1 comment to What About Protecting The Poor, Mr. President?

  • Cheryl Rofer

    Ah, if it were only so simple!

    The fact that the Republican party is divided doesn’t mean, unfortunately, that it is without power. The lunatics in the House, and the leadership that is terrified to do other than their bidding, can stand in the way of all legislation, which is their stated purpose.

    This has to be a big part of Obama’s calculations. Not just what I just said, but how to bring some legislators around to his goals. I suspect that that “sweet spot” is more happenstance from the variety of things wrapped into this deal than an intentional target.

    In addition to the President, the object of the hatred of the lunatics in the House is the poor.
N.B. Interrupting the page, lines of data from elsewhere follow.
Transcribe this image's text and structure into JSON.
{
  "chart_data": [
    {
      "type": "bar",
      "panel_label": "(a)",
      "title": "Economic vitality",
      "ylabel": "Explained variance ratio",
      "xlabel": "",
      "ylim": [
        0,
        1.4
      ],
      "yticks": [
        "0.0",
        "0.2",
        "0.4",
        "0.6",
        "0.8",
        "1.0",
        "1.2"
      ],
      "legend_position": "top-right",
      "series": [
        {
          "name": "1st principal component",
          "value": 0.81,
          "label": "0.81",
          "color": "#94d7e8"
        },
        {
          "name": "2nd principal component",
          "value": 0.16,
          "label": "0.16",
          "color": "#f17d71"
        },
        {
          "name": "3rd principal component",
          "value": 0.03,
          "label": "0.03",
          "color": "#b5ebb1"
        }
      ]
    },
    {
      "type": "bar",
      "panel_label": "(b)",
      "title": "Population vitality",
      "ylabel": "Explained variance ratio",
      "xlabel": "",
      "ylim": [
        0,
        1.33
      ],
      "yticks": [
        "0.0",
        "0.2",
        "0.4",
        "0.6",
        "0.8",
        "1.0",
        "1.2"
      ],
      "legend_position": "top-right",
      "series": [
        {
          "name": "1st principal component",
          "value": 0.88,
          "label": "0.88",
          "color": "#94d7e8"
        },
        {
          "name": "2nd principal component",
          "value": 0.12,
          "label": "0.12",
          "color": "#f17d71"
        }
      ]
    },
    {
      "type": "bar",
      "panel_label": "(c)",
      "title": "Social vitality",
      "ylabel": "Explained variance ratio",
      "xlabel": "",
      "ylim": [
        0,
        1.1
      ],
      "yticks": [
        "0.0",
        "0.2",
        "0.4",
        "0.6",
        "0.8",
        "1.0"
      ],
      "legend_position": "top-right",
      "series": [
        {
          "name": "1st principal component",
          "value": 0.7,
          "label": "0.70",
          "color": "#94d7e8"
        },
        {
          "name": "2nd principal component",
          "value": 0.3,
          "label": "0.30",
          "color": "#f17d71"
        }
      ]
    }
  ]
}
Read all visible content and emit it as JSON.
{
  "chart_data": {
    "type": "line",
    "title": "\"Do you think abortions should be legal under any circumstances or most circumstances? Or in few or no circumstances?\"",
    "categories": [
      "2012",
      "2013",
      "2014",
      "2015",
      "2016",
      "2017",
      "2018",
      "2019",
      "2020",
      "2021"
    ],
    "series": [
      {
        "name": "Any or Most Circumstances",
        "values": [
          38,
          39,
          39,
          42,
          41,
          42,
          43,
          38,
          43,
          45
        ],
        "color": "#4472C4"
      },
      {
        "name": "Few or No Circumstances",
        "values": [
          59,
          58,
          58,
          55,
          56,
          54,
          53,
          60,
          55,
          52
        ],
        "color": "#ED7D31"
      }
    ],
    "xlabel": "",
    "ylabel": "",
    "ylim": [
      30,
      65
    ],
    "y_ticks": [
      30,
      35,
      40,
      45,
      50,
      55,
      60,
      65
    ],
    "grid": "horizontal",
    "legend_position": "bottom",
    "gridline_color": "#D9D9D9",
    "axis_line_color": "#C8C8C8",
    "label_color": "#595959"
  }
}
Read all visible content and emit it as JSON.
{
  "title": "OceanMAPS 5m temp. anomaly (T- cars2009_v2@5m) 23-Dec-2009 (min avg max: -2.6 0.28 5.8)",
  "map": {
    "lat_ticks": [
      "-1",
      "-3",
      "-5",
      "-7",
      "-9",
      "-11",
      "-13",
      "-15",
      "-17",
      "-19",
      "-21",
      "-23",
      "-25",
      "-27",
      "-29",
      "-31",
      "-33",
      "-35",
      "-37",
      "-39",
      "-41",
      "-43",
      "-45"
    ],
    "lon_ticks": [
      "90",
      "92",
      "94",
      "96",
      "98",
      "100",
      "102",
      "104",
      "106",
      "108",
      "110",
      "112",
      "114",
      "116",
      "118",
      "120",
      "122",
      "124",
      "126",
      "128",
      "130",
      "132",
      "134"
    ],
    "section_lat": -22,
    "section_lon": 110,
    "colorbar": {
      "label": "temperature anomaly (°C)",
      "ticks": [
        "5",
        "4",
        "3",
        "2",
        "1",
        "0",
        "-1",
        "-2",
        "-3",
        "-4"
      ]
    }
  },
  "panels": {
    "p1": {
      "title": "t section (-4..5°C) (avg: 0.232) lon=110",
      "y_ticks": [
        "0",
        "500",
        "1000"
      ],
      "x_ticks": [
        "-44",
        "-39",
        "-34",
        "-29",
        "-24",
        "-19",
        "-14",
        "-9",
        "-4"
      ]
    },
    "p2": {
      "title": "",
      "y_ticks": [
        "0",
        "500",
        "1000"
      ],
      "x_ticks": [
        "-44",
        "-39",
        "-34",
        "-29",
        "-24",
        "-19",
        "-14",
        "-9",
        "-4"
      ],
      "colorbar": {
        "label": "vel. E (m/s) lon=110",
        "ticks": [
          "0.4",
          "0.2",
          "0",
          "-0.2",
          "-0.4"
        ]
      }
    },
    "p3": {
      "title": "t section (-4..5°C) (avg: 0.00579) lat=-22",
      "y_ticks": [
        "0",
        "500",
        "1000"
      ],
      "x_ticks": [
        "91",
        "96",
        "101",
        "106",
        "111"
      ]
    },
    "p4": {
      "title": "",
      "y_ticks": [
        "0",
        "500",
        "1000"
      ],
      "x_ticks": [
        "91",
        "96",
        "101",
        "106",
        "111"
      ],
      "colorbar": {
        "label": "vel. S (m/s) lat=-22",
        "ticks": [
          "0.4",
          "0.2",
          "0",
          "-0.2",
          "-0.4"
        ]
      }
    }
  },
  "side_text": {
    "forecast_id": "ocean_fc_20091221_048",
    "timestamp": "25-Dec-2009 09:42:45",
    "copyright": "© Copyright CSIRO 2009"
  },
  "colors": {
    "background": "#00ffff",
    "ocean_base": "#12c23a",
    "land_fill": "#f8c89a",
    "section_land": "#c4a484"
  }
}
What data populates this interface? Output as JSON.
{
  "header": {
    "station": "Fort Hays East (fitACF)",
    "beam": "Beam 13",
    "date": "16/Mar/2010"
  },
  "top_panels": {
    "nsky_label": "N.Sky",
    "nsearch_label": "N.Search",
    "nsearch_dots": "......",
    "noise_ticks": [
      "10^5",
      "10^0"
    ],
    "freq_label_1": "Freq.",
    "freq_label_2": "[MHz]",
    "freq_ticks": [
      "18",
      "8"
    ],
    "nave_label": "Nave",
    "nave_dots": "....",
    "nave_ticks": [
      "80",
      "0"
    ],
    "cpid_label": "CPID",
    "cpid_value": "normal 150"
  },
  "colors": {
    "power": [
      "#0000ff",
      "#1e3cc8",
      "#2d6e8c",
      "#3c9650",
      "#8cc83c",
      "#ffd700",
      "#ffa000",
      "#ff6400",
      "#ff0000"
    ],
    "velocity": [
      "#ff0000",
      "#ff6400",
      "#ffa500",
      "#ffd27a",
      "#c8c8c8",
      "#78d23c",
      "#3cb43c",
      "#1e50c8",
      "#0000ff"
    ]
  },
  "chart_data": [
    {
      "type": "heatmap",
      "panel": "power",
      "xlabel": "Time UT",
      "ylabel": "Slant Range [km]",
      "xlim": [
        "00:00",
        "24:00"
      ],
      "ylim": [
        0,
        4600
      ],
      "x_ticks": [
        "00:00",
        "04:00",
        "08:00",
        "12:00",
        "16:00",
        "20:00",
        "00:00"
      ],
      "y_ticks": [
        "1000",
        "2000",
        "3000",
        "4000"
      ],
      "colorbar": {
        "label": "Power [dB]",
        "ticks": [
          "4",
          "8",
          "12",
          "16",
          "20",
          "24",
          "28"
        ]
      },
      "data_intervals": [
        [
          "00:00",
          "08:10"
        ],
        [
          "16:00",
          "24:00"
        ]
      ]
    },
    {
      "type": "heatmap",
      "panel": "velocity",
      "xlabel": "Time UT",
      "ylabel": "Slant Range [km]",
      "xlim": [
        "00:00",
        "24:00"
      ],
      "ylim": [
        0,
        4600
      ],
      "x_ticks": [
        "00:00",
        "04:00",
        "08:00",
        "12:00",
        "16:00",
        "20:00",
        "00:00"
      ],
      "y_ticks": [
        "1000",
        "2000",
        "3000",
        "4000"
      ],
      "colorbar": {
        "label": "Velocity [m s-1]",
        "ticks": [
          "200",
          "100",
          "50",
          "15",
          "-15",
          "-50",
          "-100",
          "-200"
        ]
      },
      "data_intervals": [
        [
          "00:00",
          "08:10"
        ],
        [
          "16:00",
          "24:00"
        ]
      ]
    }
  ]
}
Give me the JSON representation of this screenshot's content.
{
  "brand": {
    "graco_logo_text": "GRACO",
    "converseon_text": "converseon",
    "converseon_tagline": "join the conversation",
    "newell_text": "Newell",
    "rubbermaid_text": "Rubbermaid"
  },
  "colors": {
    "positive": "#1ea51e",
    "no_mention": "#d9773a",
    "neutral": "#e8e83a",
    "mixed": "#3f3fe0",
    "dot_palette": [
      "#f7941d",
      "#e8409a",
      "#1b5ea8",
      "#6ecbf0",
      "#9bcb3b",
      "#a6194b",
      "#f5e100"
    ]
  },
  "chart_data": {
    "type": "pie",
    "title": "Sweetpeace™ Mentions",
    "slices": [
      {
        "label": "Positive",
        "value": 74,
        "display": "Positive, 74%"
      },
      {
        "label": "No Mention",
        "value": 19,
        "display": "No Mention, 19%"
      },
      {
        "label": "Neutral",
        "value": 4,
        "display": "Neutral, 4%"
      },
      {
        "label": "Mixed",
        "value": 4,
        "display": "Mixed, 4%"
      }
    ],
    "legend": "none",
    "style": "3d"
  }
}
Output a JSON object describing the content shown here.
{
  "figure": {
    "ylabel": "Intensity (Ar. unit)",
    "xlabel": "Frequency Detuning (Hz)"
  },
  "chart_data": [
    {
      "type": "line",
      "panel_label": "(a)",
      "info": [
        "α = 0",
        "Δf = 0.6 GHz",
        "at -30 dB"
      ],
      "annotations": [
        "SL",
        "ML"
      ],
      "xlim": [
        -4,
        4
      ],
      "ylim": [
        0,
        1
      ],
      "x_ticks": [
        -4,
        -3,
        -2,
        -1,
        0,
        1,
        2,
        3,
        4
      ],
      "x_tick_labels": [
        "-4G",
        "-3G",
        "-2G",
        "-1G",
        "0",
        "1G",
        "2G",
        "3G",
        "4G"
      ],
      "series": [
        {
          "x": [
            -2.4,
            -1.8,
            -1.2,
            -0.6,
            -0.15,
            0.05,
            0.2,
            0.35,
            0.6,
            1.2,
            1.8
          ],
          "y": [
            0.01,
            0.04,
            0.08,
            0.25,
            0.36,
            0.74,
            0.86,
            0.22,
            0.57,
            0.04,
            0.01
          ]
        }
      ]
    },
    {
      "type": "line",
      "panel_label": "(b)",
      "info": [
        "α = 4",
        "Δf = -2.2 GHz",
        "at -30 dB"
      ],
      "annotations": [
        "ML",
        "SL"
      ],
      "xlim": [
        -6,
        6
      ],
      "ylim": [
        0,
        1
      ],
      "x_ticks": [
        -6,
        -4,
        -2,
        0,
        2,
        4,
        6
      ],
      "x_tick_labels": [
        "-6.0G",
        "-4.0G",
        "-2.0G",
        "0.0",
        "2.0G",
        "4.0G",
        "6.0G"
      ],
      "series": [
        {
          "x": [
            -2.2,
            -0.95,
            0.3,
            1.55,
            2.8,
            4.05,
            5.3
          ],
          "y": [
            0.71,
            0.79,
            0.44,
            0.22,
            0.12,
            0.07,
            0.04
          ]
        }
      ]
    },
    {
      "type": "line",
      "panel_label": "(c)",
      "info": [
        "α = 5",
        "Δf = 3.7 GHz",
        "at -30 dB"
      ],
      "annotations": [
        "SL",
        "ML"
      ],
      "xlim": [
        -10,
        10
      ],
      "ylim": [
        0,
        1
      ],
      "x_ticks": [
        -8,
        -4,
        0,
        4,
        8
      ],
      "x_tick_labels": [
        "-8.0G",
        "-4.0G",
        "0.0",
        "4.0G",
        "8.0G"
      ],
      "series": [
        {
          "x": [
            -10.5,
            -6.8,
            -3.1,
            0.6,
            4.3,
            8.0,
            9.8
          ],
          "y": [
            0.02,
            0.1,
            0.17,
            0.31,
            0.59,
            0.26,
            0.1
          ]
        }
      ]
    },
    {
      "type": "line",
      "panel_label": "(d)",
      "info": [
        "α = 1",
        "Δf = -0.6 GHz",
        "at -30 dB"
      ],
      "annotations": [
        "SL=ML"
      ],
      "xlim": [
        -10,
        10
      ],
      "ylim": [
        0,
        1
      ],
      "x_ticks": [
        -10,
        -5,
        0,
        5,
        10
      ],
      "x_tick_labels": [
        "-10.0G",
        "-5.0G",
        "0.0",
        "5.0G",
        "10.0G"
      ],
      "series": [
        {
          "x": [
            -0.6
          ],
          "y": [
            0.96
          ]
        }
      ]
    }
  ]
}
If Obama explicitly crusaded for the poor, that would be the end of any and all legislation for the next two years. And, cynical, yes, the middle class vote much more than do the poor, and there are many more of them than the rich.

    I would also look at the absolute circumstances up and down the economic scale more than the relative enhancements of this latest legislation. Not that the poor are doing all that well by definition, but the relative approach may make things look worse. I don’t know those numbers, just prefer to look at overall situations rather than increments.

    But, whatever we might prefer, I just don’t see another legislative strategy than working at the margins. It’s a strategy that can be quite effective.